Two of the most beautifully illustrated books on library and bookstore shelves this season are Little Green, written and illustrated by Keith Baker, and The Tin Forest, written by Helen Ward and illustrated by Wayne Anderson. In Little Green, a small boy communes with a hummingbird. In The Tin Forest, an old man replicates his imaginary jungle with pieces of junk.
"It's really about making something live out of something dead," Fruchtman says of The Tin Forest, "and I've been recommending it to a lot of people, especially since Sept. 11."
Since the terrorist attacks, Fruchtman says, "I've noticed that more people are anxious to spend time with their children, talking about meaningful things. Sharing books is a good way to do that."
Two children's books that explore themes of death and grief are Poppy's Chair by Karen Hesse, about the death of a grandfather, and You Hold Me and I'll Hold You by Jo Carson, in which a little girl describes what happens after the death of an aunt.
Finally, there are the classics, the durables, the perennials. There's even the return of what should have been a classic. Margaret Wise Brown's 52-year-old My World - the little-known companion to the hugely successful Goodnight Moon - has been reprised after being out of print for three decades.
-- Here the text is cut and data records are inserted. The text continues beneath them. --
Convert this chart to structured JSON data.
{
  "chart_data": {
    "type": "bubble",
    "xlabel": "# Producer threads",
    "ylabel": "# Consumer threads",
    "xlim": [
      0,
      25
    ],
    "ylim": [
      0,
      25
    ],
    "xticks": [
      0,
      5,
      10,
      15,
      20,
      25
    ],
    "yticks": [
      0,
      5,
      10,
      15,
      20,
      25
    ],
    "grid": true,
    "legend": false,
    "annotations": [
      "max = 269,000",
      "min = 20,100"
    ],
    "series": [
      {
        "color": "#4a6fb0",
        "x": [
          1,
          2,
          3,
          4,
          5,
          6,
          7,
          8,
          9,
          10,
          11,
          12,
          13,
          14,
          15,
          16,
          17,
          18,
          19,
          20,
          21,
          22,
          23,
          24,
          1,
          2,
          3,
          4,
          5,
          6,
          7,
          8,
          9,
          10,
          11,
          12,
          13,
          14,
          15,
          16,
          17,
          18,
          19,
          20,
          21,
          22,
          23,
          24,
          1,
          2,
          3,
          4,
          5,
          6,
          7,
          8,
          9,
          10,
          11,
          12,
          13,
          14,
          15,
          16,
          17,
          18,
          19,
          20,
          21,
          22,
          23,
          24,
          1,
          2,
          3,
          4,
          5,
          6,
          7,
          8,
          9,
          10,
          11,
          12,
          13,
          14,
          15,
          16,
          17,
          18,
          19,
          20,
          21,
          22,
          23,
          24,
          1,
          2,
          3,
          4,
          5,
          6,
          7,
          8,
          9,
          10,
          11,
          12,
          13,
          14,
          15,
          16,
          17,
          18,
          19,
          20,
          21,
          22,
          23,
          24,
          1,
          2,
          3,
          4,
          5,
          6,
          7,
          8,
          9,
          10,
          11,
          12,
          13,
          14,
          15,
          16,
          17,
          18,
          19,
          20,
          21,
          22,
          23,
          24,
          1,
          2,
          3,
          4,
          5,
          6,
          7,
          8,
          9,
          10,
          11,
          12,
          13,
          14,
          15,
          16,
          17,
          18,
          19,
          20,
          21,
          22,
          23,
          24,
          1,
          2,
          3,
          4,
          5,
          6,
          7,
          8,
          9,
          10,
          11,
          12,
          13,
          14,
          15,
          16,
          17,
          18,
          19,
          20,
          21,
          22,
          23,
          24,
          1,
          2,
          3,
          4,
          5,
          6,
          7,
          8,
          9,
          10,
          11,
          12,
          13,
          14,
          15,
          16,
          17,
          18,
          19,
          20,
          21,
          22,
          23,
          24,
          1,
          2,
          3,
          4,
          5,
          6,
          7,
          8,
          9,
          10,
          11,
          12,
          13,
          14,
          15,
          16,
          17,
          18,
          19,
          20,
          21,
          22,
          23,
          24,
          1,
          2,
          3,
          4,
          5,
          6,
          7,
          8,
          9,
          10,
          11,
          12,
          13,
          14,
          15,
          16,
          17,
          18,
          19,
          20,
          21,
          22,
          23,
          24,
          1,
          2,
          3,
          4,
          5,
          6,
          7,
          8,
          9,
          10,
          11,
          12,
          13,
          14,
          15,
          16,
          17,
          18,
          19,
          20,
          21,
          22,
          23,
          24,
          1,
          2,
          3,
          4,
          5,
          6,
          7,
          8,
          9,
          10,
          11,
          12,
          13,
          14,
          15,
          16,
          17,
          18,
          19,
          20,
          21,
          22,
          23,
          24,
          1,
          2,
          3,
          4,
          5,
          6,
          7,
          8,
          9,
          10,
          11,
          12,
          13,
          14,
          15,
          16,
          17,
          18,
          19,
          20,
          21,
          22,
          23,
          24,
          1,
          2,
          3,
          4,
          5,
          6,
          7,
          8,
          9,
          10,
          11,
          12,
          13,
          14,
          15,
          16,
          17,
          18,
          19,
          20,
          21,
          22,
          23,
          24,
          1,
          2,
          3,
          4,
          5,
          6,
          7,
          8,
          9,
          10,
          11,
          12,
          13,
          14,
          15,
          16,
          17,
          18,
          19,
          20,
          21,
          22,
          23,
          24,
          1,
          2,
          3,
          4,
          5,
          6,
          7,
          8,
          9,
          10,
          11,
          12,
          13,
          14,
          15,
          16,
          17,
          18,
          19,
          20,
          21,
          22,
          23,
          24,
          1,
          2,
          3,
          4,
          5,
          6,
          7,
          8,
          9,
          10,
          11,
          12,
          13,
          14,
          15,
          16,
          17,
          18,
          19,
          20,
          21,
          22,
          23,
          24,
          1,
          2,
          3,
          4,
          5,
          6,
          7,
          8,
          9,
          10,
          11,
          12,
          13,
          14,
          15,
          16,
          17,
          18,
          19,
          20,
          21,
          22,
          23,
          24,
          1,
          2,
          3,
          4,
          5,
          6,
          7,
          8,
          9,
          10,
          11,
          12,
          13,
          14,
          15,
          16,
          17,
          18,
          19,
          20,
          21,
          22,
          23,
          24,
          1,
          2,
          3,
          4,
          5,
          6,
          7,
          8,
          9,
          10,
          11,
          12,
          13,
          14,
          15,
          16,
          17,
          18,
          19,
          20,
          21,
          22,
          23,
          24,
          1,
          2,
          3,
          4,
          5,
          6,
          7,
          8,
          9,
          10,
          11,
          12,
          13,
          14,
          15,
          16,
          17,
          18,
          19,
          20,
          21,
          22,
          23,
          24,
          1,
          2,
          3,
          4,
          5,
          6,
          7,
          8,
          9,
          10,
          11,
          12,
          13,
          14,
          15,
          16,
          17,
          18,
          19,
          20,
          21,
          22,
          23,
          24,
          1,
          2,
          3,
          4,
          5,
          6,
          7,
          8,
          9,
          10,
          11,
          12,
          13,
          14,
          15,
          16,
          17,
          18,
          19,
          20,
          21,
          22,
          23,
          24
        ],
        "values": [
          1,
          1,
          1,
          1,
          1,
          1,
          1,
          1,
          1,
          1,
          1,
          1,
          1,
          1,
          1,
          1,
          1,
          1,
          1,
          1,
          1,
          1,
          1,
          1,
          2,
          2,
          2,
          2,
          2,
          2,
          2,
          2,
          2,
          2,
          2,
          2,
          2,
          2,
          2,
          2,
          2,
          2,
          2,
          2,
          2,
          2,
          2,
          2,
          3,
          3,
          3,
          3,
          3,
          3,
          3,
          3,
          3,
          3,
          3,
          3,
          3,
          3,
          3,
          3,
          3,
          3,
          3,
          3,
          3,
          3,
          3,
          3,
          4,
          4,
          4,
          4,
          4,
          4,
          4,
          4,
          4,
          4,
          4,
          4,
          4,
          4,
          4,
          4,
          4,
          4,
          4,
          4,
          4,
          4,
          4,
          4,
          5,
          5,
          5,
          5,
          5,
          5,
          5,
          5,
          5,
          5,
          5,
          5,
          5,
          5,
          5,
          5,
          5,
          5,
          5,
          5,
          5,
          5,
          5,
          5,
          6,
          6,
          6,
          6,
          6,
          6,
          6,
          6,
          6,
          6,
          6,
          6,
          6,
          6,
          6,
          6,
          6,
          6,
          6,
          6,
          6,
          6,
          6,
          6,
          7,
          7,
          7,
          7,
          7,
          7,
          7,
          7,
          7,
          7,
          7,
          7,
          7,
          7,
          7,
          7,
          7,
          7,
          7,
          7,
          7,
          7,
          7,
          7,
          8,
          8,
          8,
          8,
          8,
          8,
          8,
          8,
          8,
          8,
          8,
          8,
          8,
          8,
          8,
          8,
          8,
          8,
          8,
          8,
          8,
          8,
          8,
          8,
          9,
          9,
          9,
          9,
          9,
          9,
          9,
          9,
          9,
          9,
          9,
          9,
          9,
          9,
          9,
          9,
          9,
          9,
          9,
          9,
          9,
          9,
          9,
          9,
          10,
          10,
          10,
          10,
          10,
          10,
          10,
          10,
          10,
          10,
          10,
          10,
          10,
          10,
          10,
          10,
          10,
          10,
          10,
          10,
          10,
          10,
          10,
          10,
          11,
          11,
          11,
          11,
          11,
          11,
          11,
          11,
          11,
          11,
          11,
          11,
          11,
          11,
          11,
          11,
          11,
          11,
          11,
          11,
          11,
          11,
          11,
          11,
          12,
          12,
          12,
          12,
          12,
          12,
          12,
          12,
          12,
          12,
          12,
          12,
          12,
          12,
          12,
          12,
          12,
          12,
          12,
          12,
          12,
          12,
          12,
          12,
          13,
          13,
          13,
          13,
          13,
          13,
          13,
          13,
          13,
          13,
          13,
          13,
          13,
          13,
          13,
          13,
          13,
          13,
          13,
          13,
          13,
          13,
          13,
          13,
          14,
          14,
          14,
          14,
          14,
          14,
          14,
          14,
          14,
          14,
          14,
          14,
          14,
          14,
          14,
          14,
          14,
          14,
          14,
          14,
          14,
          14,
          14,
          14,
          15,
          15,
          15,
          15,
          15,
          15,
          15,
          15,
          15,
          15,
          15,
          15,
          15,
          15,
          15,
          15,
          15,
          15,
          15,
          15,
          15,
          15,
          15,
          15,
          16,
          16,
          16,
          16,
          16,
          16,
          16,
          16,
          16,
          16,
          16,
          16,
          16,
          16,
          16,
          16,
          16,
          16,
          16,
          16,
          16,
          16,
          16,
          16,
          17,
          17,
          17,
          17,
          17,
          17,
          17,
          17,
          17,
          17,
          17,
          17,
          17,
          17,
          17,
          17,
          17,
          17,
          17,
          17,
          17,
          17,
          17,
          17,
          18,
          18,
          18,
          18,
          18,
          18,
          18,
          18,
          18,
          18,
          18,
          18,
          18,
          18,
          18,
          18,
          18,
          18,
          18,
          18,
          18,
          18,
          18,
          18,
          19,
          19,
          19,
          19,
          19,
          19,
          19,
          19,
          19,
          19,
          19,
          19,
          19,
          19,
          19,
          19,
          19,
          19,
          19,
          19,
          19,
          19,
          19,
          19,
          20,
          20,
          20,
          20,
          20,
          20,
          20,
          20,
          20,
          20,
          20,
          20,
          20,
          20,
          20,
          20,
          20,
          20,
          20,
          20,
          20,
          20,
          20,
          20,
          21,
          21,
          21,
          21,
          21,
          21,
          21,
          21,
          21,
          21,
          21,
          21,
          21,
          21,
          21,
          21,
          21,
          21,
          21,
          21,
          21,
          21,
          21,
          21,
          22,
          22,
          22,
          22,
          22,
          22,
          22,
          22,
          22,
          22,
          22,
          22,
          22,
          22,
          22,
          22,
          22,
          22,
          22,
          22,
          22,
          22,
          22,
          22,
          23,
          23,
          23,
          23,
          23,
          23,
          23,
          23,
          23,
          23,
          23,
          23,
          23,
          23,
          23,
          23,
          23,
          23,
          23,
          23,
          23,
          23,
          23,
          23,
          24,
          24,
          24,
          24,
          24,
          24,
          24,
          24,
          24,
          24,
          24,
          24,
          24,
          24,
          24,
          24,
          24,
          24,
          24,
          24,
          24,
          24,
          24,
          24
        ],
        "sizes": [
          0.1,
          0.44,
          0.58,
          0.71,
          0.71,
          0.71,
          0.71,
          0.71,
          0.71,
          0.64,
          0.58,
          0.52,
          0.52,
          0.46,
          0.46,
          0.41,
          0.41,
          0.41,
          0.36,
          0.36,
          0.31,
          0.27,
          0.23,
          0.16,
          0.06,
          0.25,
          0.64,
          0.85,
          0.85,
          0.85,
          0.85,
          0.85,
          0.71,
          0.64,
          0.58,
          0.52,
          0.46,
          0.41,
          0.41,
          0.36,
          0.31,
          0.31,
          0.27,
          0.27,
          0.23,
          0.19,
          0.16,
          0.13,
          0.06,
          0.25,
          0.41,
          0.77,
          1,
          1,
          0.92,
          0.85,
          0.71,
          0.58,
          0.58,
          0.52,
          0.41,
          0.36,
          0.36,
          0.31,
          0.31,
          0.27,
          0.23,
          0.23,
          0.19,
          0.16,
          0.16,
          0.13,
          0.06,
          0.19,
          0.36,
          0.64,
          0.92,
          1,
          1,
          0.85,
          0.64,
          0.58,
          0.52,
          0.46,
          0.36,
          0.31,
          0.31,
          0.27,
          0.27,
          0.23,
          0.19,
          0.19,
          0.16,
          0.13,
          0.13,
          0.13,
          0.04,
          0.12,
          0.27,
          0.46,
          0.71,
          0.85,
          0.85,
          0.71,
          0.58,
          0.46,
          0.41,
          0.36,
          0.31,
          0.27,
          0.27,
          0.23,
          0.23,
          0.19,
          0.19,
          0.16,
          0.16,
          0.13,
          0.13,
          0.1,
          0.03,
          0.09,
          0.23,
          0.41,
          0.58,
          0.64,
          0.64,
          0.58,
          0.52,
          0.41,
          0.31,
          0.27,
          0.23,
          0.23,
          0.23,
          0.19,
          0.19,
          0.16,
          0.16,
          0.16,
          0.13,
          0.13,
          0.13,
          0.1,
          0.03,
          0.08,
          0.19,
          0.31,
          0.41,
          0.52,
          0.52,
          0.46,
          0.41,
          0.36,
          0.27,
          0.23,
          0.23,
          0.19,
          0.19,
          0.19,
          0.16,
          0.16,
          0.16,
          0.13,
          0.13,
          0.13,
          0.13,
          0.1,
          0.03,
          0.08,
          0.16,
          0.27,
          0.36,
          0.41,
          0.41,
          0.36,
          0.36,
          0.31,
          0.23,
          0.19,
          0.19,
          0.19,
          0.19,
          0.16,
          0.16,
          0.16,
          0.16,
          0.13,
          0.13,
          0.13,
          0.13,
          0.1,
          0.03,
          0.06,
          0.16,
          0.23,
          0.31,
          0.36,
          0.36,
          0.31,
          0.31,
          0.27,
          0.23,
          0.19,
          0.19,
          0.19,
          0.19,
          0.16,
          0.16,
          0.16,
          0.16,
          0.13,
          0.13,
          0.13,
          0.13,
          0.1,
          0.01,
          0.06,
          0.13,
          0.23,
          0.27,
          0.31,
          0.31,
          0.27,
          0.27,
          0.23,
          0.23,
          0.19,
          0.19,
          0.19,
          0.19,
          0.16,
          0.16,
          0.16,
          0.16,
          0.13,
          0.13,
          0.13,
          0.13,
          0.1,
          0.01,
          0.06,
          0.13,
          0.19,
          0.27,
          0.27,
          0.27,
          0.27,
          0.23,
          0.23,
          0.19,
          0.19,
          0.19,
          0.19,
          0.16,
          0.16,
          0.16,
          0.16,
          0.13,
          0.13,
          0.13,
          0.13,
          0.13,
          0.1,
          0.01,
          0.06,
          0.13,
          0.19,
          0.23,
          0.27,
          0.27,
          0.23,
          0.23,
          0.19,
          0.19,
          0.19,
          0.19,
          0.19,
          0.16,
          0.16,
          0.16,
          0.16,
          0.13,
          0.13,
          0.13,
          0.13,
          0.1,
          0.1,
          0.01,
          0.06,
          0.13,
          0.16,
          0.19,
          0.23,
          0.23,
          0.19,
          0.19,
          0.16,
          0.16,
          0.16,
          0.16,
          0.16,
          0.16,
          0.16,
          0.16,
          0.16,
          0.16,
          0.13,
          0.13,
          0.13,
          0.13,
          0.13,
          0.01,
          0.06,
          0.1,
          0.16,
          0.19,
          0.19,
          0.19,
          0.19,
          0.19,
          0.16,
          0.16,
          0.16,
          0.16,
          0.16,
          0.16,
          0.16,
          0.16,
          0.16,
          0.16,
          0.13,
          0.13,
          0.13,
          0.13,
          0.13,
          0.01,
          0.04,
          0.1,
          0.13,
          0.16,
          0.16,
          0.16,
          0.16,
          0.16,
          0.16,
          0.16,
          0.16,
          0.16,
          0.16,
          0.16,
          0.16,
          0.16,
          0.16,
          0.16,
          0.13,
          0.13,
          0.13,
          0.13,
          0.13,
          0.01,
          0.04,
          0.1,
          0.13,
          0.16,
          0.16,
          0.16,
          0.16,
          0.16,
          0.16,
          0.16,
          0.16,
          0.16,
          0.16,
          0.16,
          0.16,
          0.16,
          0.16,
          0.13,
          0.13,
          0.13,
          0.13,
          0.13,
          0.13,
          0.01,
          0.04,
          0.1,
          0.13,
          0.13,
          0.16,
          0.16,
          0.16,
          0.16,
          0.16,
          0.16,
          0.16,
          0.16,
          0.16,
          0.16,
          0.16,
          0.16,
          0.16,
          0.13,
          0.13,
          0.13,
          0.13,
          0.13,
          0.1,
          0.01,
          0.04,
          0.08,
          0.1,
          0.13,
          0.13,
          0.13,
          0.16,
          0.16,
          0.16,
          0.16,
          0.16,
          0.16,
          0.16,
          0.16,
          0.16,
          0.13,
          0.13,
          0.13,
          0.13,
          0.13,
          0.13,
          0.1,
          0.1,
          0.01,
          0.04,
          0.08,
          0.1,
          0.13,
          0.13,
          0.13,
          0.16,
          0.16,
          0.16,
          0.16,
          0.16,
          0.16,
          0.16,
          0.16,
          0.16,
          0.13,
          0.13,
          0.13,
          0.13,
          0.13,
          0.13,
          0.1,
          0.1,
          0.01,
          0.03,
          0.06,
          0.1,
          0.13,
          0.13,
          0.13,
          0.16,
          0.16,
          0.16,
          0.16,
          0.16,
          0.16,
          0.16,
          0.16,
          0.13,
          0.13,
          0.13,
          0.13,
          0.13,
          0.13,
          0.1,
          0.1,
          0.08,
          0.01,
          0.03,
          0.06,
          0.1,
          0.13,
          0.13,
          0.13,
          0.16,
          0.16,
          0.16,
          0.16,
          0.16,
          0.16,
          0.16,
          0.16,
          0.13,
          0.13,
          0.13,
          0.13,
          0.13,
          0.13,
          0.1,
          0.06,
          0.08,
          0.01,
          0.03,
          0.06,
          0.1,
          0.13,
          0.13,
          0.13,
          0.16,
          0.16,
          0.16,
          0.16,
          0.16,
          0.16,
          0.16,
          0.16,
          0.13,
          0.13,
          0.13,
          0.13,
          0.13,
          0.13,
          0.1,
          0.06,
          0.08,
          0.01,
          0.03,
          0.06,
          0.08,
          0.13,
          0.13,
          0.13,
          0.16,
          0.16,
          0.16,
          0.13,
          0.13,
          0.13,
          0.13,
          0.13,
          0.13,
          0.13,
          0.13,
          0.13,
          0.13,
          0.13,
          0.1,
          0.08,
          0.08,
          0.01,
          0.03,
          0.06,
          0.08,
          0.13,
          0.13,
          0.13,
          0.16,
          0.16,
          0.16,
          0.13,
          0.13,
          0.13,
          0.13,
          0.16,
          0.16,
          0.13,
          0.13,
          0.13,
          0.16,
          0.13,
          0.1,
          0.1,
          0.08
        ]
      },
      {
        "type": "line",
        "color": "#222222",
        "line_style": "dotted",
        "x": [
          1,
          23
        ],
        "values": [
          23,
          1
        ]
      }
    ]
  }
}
It's Winnie-the-Pooh's 75th anniversary, after all, and Charlotte's Web is still snaring many a young reader. C.S. Lewis' The Chronicles of Narnia are riding Harry Potter's wizard's coattails, and there's an upward tick in interest in J.R.R. Tolkien's Lord of the Rings even before release of the movie. The Secret Garden, by Frances Hodgson Burnett, still entrances. Zilpha Keatley Snyder's The Egypt Game is one of the best mysteries ever written for children. Somehow, it's gotten to be 34 years old! And Mike Mulligan and His Steam Shovel, by Virginia Lee Burton, is fresh and original after 62 years.
"The trouble with Mike Mulligan," says Jeff Ridgeway, a children's librarian at the Washington County public library in Hagerstown, "is that you have to explain to kids these days what a steam shovel is - or was."